Lurik merupakan kain tradisional yang berasal dari Pulau Jawa. Kata “Lurik” diambil dari Bahasa Jawa yaitu “lorek” yang berarti garis-garis dan merupakan lambang kesederhanaan. Pada zaman dahulu lurik dipakai bukan hanya dikalangan masyarakat pedesaan menengah ke bawah tetapi juga dipakai oleh kalangan bangsawan dan Keraton. Lurik tidak hanya berbentuk selendang saja tetapi bisa juga berbentuk baju. Di Jawa Tengah khususnya di Kota Klaten ada sebuah kampung lurik yang dimana rumah produksi lurik di kampung itu bekerja sama dengan masyarakatnya untuk melestarikan lurik sekaligus menjadi sumber ekonomi masyarakatnya. Desa ini disebut dengan Desa Kedulan
Desa Kedulan yang terletak di Kota Klaten, Jawa Tengah ini merupakan desa penghasil lurik, desa ini dijuluki sebagai kampung lurik karena sebagian besar masyarakat yang tinggal di desa ini sehari hari bekerja sebagai penenun kain lurik. Masyarakat Desa Kedulan sudah mulai bekerja sebagai penenun kain lurik sejak tahun 1974, di Desa Kedulan ini ada sebuah rumah produksi yaitu “PT. Tarno Tex”, rumah produksi ini bagaikan akar dari masyarakat Desa Kedulan untuk memenuhi kebutuhan hidup. Untuk menghasilkan 1 buah kain lurik tenun sangat membutuhkan waktu yang cukup lama pada proses pembuatannya. Proses pembuatan yang pertama yaitu perebusan lawe. Lawe di kanji terlebih dahulu agar keras, setelah itu direbus dan langkah terakhir yaitu di jemur. Pak Pardi (62 tahun), Seorang warga desa seberang yaitu Desa Karang yang bekerja merebus dan menjemur lawe. Beliau menjadikan pekerjaan perebus dan penjemur lawe sebagai tambahan pemasukan sehari- hari, karena beliau juga bekerja sebagai buruh tani.
Proses kedua yaitu pengeklosan atau pembuatan lawe menjadi gumpalan benang untuk disekir. Proses ketiga dari pembuatan lurik yaitu penyekiran, gumpalan benang yang tadi diklos di susun di tempat yang terbuat dari kayu.Mbah Parman (74 tahun) seorang warga masyarakat Desa Kedulan, beliau menghidupi keluarganya dengan bekerja sebagai penyekir di rumah produksi “Tarno Tex”. Benang yang telah disekir beliau dan menjadi bom, akan diĀ disalurkan kepada warga-warga yang menenun.

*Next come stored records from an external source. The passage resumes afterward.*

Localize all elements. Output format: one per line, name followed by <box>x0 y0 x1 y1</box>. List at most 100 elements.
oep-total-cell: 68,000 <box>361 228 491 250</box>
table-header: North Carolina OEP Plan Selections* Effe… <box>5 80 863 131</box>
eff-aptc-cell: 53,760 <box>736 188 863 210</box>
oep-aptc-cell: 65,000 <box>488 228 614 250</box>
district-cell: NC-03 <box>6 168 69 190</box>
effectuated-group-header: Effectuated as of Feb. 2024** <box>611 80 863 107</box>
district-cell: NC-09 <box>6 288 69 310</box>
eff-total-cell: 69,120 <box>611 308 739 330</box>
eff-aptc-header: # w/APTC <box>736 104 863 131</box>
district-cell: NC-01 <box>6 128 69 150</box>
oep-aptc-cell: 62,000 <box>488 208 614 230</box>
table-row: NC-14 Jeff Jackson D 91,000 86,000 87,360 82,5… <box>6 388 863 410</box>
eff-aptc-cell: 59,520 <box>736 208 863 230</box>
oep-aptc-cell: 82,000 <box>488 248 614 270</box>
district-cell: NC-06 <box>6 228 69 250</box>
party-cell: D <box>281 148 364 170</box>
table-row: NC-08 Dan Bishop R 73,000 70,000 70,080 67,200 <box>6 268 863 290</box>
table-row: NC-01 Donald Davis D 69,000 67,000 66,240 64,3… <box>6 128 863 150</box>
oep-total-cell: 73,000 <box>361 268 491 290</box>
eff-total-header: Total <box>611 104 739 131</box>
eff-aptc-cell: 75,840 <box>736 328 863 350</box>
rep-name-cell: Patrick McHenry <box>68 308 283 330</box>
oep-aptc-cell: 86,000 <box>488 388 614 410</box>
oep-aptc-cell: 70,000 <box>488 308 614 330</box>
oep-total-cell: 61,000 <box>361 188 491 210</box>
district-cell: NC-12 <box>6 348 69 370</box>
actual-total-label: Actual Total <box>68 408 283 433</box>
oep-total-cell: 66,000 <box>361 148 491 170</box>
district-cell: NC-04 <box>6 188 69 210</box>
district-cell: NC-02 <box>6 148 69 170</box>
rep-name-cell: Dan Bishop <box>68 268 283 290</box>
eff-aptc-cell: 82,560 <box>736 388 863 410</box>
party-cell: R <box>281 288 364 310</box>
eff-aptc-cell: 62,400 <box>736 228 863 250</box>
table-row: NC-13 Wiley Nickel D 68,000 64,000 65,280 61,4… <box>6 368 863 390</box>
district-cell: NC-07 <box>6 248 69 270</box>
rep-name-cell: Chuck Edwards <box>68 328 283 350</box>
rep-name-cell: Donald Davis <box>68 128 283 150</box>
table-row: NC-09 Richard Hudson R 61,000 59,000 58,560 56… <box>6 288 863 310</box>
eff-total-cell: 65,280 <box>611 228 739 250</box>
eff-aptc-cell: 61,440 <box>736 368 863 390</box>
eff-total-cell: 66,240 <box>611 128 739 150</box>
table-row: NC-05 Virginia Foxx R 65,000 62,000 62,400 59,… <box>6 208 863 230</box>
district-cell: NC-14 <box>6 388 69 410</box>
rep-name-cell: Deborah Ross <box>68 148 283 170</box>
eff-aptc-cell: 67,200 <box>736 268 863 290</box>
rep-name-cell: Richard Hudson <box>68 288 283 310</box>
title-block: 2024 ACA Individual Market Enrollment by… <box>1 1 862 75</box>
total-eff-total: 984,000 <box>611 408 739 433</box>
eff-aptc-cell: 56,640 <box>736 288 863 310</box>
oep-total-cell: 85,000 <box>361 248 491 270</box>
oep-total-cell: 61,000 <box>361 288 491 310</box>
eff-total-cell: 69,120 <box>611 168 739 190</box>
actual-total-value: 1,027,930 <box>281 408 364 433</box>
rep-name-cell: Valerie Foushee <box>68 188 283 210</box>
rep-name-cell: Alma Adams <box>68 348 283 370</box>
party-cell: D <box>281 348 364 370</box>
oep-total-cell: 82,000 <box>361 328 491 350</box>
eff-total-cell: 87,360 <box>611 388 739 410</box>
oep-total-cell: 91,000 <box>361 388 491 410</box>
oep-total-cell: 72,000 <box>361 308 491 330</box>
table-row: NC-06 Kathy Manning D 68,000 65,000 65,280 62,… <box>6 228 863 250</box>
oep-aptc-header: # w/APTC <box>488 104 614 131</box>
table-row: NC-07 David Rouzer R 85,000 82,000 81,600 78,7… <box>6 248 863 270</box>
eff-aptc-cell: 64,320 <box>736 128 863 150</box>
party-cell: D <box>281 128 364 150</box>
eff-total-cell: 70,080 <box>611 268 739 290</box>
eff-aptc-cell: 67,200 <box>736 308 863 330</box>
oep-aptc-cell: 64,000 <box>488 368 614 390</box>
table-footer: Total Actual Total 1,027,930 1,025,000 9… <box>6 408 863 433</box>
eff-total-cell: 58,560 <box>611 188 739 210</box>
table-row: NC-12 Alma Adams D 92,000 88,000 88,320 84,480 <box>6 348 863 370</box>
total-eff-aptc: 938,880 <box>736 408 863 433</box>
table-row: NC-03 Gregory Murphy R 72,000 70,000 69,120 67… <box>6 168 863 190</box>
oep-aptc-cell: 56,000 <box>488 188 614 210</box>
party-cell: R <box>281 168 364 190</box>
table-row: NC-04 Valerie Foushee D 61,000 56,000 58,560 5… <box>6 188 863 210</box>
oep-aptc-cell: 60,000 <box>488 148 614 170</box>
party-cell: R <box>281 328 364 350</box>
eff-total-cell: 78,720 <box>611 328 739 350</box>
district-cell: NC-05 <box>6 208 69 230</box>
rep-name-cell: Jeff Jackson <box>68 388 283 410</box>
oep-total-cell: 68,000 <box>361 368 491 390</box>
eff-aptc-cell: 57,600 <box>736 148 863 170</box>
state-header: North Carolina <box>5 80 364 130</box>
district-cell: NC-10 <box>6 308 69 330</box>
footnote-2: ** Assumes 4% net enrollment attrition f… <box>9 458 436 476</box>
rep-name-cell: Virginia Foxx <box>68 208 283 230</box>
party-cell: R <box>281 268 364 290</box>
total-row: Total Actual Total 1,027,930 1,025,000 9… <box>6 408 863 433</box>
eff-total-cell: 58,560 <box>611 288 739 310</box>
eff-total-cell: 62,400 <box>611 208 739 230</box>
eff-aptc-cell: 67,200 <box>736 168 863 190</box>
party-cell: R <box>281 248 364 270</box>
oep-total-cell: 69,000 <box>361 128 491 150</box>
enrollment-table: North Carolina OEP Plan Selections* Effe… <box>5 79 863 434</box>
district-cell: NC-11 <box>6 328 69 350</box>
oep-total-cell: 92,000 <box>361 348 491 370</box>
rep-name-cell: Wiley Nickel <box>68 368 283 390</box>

Proses terakhir dari pembuatan kain lurik ini adalah dengan di tenun, bahan kain lurik ini berbahan dasar dari bom yang telah disekir oleh Mbah Parman tadi. Mbah Nanik (62 tahun) dan Mbah Mul (68 tahun), bekerja sebagai penenun lurik untuk menghidupi keluarganya. Mbah Mul (68 tahun) beliau hidup sebatang kara di Desa Kedulan, beliau dapat memenuhi kebutuhannya dengan bekerja sebagai penenun kain lurik.
Lurik yang dibuat dengan tenun, alat tradisional yang berbahan dasar kayu ini dihargai dengan nominal Rp. 13.500,00 per meternya. Memang terlihat sangat murah padahal kain lurik ini dibuat dengan tenaga manusia bukan tenaga mesin, meski begitu murah lurik tenun ini berhasil menjadi sumber ekonomi masyarakat Desa Kedulan. Dengan dijualnya lurik buatan alat tradisional dan tenaga manusia ini ke rumah produksi “Tarno Tex” warga dapat memenuhi kebutuhan sehari-harinya.
Kain lurik tenun yang menyimpan banyak akan kekayaan budaya Indonesia, kini lambat laun telah meredup eksistensinya. Dengan adanya kemajuan teknologi yang memudahkan masyarakat untuk mencari informasi dan melihat adat istiadat budaya luar, dikhawatirkan akan mematikan kebudayaan kain lurik tenun ini. Walaupun begitu, masyarakat Desa Kedulan masih bisa mempertahankan dan melestarikan kain lurik tenun sampai saat ini. Terbukti dengan adanya produksi dari kain tenun lurik yang terletak di Desa Kedulan, Klaten, Jawa Tengah.